Gabriel:
»Gegrüßet seist du, Maria, jungfräuliche Zier!
Du bist voll der Gnaden, der Herr ist mit dir!
Ein' ganz neue Botschaft, ein unerhörte Stimm',
von himmlicher Hofstatt, dir Gabriel bringt.«
Maria:
»Was sind das für Reden, was soll dieses sein?
Wer ist, der mich grüßet bei Mondeslicht-Schein?

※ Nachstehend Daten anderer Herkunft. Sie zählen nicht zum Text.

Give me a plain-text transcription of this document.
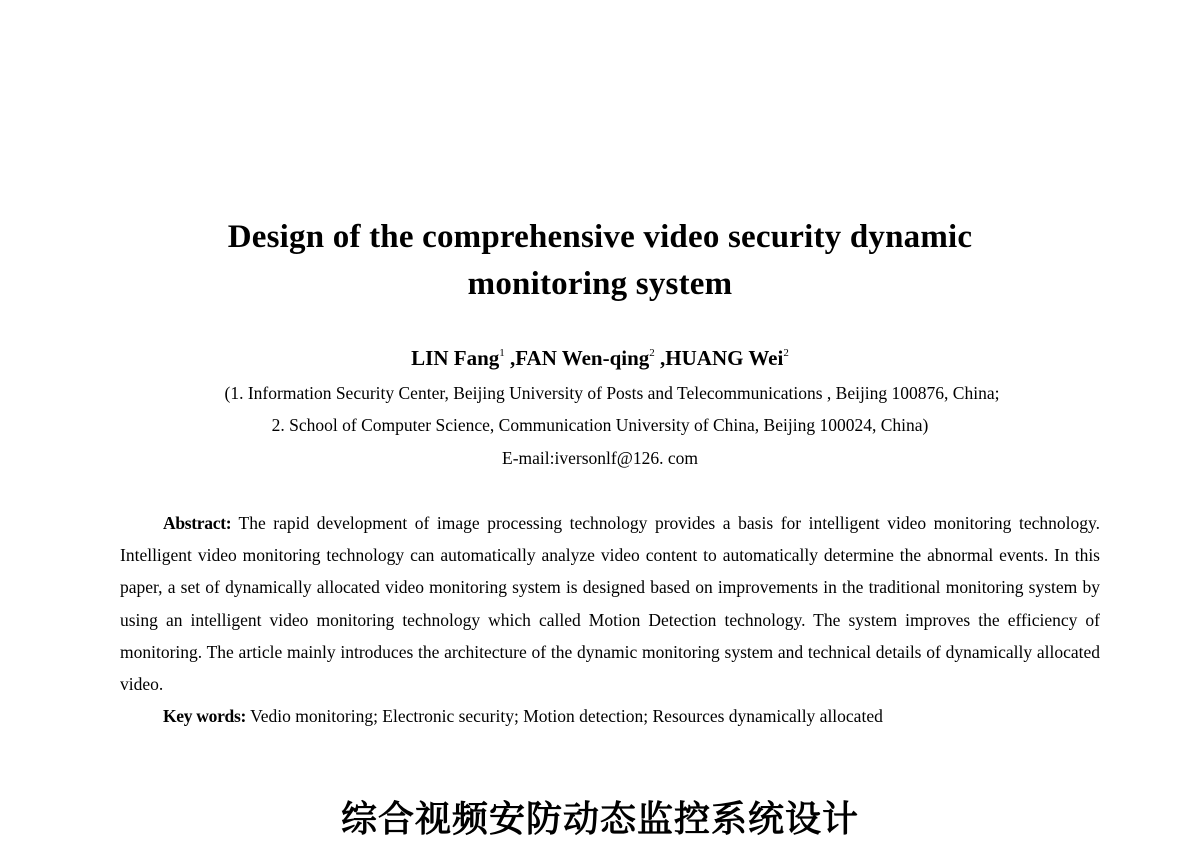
Design of the comprehensive video security dynamic
monitoring system
LIN Fang$^1$ ,FAN Wen-qing$^2$ ,HUANG Wei$^2$
(1. Information Security Center, Beijing University of Posts and Telecommunications , Beijing 100876, China;
2. School of Computer Science, Communication University of China, Beijing 100024, China)
E-mail:iversonlf@126. com

Abstract: The rapid development of image processing technology provides a basis for intelligent video monitoring technology. Intelligent video monitoring technology can automatically analyze video content to automatically determine the abnormal events. In this paper, a set of dynamically allocated video monitoring system is designed based on improvements in the traditional monitoring system by using an intelligent video monitoring technology which called Motion Detection technology. The system improves the efficiency of monitoring. The article mainly introduces the architecture of the dynamic monitoring system and technical details of dynamically allocated video.

Key words: Vedio monitoring; Electronic security; Motion detection; Resources dynamically allocated
综合视频安防动态监控系统设计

Wer ist, der mich rufet bei nächtlicher Ruh'?
Die Tür ist verschlossen, die Fenster sind zu.«
Gabriel:
»Erschrick nicht, Maria, es geschieht dir kein Leid!
Es ist ja ein Engel, der dir ankünd't große Freud':
Du sollst halt empfangen und gebären einen Sohn,
nach welchem verlangen viel tausend Person'.«
Maria:
»Wie soll das geschehen? Ich kenn' ja keinen Mann;
will lieber vergehen, als empfangen einen Sohn!
Ich hab' ja gelobet meine Jungfernschaft Gott;
so rein ich geboren, bleib' ich bis in' Tod.«
Gabriel:
»Wie an schönen Blumen die Farben nicht vergeh'n,
wenn Zephir sie anhaucht, so wird auch besteh'n
deine Keuschheit und deine jungfräuliche Zierd',
wenn Gottes Geist selbsten überschatten dich wird.«
Maria:
»Wenn das so ist, so geb' ich mich willig darein,
denn Gott zu gefallen gefällt mir allein.